Some nutrients which we cannot live without can be a risk to health at high intakes on a daily basis; these include vitamin A, vitamin D, iron and selenium. So while we need these nutrients, more is not better!

  • Fat-soluble vitamins are stored and too much can cause harm. Excessive amounts of vitamin A can damage your liver or your unborn child; and large amounts of the beta-carotene (found in foods such as carrots) can turn the skin a disconcerting yellow colour.
  • If we take in more of the water-soluble vitamins B and C than we need, the excess may be flushed down the loo. Mega-doses of vitamin C (over about 2000mg/day) can cause diarrhoea and stomach cramps.

Supplements can supply controlled amounts of desired nutrients, but:

  • not in the most available form
  • there is the possibility of taking too much
  • they are not in the combinations often needed for vitamins and minerals to work most effectively: and they are rarely required in isolation
  • they can’t make up for a poor diet, a lack of sleep, inactivity or an over-stressed lifestyle
  • there are literally hundreds of compounds occurring naturally in food, called phytochemicals, that may enhance our health, not just the specific vitamins and minerals that scientists have been able to replicate in tablets.

In some circumstances, supplements can be harmful even at normal doses. Inconsistent use of vitamin C can interfere with the oral contraceptive pill. Vitamin K neutralises the effect of warfarin (the blood-thinning drug) as vitamin K is particularly good at clotting blood. These negative effects aren’t limited to supplements though. A recent case of this conflict was seen with the launch of a new fortified milk product containing so much vitamin K, warfarin users have been told to consult their doctor before trying it.

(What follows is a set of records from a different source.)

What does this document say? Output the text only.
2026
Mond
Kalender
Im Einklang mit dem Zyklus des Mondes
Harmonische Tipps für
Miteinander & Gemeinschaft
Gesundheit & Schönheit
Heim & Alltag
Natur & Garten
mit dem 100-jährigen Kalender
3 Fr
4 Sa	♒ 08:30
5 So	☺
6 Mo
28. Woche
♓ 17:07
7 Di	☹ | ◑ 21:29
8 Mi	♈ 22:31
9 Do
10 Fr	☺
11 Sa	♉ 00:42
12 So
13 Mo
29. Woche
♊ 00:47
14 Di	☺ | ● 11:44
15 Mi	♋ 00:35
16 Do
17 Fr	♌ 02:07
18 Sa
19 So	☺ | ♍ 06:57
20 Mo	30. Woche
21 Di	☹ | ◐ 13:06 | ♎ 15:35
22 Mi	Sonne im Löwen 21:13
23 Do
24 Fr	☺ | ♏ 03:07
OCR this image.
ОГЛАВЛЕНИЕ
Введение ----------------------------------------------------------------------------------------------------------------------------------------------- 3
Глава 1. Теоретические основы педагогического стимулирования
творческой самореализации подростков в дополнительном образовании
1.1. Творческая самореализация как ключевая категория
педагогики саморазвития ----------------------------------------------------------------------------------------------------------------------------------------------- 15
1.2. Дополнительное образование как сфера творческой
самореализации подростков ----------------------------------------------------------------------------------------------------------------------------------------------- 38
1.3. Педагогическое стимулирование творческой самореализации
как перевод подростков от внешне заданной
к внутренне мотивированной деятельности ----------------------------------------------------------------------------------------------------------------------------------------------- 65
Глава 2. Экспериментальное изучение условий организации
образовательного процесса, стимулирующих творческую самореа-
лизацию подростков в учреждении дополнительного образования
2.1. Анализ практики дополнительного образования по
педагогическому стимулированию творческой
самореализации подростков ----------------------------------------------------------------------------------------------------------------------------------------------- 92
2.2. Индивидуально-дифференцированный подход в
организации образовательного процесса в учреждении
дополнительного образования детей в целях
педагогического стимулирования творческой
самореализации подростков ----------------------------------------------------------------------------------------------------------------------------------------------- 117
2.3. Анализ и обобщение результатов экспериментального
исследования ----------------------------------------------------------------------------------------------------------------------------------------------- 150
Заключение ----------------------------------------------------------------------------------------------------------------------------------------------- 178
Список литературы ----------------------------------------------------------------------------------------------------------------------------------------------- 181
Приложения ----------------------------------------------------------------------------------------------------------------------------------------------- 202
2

A similar food example is seen with grapefruit juice. Whilst a rich source of vitamin C, grapefruit juice interferes with certain drugs used by those with high blood cholesterol levels as well as sleeping tablets.

If you decide to use supplements, remember the following:

  • If you are on medication, check with your pharmacist or GP before taking any supplement.
  • Take as directed and never more than suggested.
  • ‘Supplement’ means a part which ‘adds to’ or ‘provides further’, so should only be taken in addition to a healthy balanced diet, not in place of eating well.